Hace 20 años, Jessica Venegas decidió probar su suerte como vendedora ambulante en San José, porque había decidido iniciarse como vendedora ambulante. 

Era una madre soltera de 25 años y una amiga la convenció de que era una buena forma de generar ingresos, tras haber intentado sin éxito conseguir trabajo para pagar su casa y llevarle comida a su pequeño hijo.

Venegas sabía que, trabajar como vendedora ambulante en San José requería mucho coraje y velocidad.

“Llegué con mucho miedo, pero también con mucha necesidad,” dijo Venegas a Global Citizen.

Dos décadas después, a sus 45 años, Venegas continúa vendiendo en la capital y es la secretaria general de SITRAFINES, el Sindicato de Trabajadores Ambulantes y Afines.

“Me invitaron a una reunión de vendedores ambulantes en el Parque Central, hace 18 años y ahí empezó mi camino en el sindicalismo,” recuerda. 

Desde entonces, Venegas recuerda haber participado en la formulación de varias propuestas para formalizar su trabajo, que les permitan a las personas vendedoras ambulantes no tener que huir de la policía municipal por ocupar sin permiso el espacio público y acceder a derechos fundamentales de toda persona trabajadora, como el acceso a la seguridad social.

Jessica Venegas posa para retrato en San José, Costa Rica.
Image: Rafael Castro for Global Citizen

Sin embargo, el camino hacia la formalidad de este sector es empinado, pues su actividad interactúa con otras problemáticas de una ciudad pequeña. 

Con una planificación urbana limitada y una creciente percepción de inseguridad, pareciera no haber espacio en San José para sus 10 mil vendedores ambulantes. Sin embargo, allí están cada día ofreciendo en voz muy alta toda clase de productos.

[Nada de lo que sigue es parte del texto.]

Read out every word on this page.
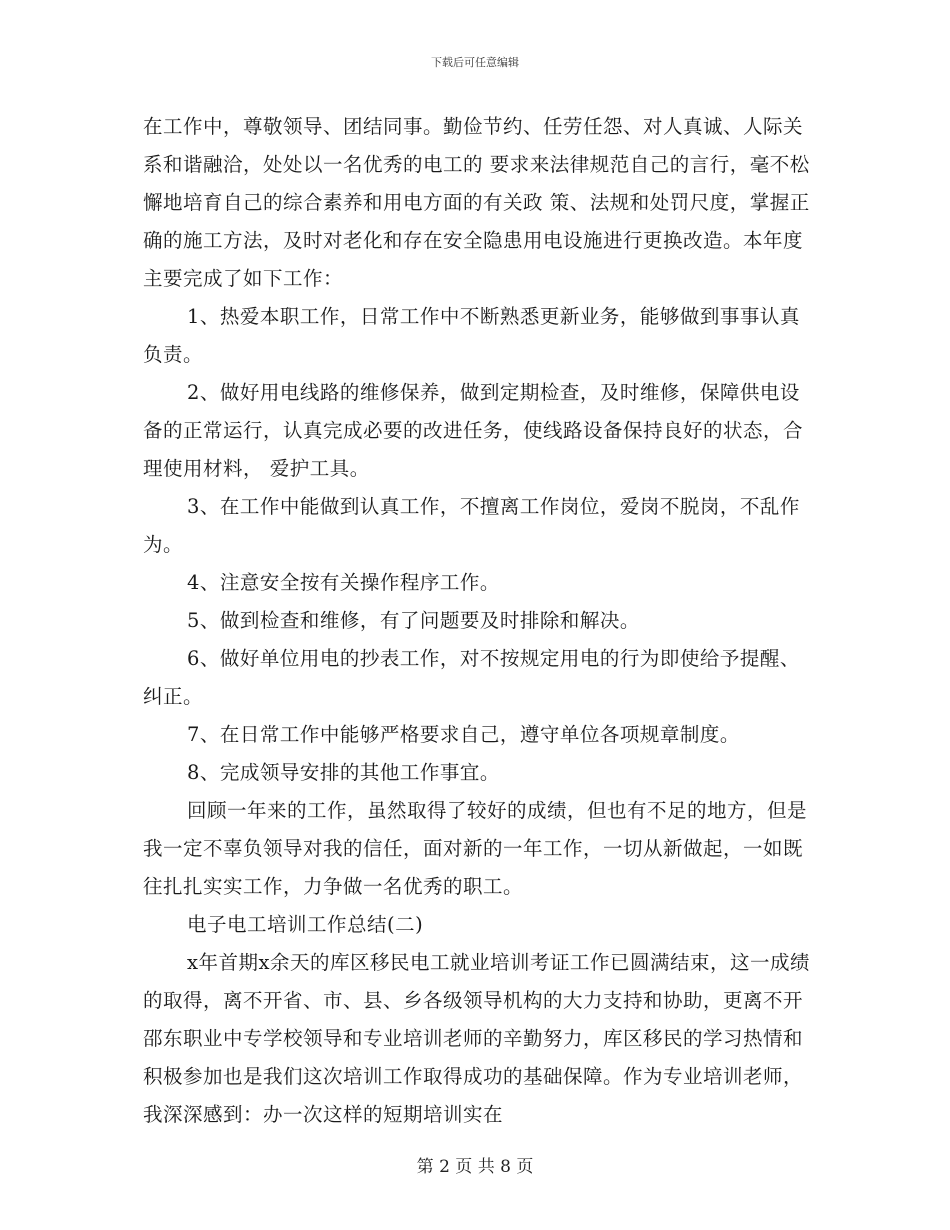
下载后可任意编辑

在工作中，尊敬领导、团结同事。勤俭节约、任劳任怨、对人真诚、人际关系和谐融洽，处处以一名优秀的电工的 要求来法律规范自己的言行，毫不松懈地培育自己的综合素养和用电方面的有关政 策、法规和处罚尺度，掌握正确的施工方法，及时对老化和存在安全隐患用电设施进行更换改造。本年度主要完成了如下工作：

1、热爱本职工作，日常工作中不断熟悉更新业务，能够做到事事认真负责。

2、做好用电线路的维修保养，做到定期检查，及时维修，保障供电设备的正常运行，认真完成必要的改进任务，使线路设备保持良好的状态，合理使用材料， 爱护工具。

3、在工作中能做到认真工作，不擅离工作岗位，爱岗不脱岗，不乱作为。

4、注意安全按有关操作程序工作。

5、做到检查和维修，有了问题要及时排除和解决。

6、做好单位用电的抄表工作，对不按规定用电的行为即使给予提醒、纠正。

7、在日常工作中能够严格要求自己，遵守单位各项规章制度。

8、完成领导安排的其他工作事宜。

回顾一年来的工作，虽然取得了较好的成绩，但也有不足的地方，但是我一定不辜负领导对我的信任，面对新的一年工作，一切从新做起，一如既往扎扎实实工作，力争做一名优秀的职工。

电子电工培训工作总结(二)

x年首期x余天的库区移民电工就业培训考证工作已圆满结束，这一成绩的取得，离不开省、市、县、乡各级领导机构的大力支持和协助，更离不开邵东职业中专学校领导和专业培训老师的辛勤努力，库区移民的学习热情和积极参加也是我们这次培训工作取得成功的基础保障。作为专业培训老师，我深深感到：办一次这样的短期培训实在

第 2 页 共 8 页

En 2012, tras un recurso de amparo interpuesto por un residente de San José, la Sala Constitucional ordenó a la Municipalidad tomar medidas ante el creciente número de personas vendedoras ambulantes en la ciudad. El recurso manifestaba que las ventas ambulantes afectan el desplazamiento por la capital, en especial para las personas con discapacidad visual. 

El alcalde de San José respondió a este caso. afirmando su compromiso con la erradicación de las ventas ambulantes en la capital. 

Desde 2015, la alcaldía indicó que no hay posibilidad de negociación, pues la ciudad ha alcanzado el límite de los espacios en los que se puede dar permisos a través de patentes para ventas callejeras. 

Vendedores ambulantes y economía informal

Datos del Instituto Nacional de Estadística y Censo de Costa Rica para agosto de 2023 indican que un 39.2% de la población económicamente activa del país pertenece al sector informal. 

Este porcentaje representa a unas 832 mil personas, de las cuales, según la Central Movimiento de Trabajadores Costarricenses, unas 10 mil se dedican las ventas ambulantes en la capital. El centro estima que un 85% de los vendedores son personas migrantes.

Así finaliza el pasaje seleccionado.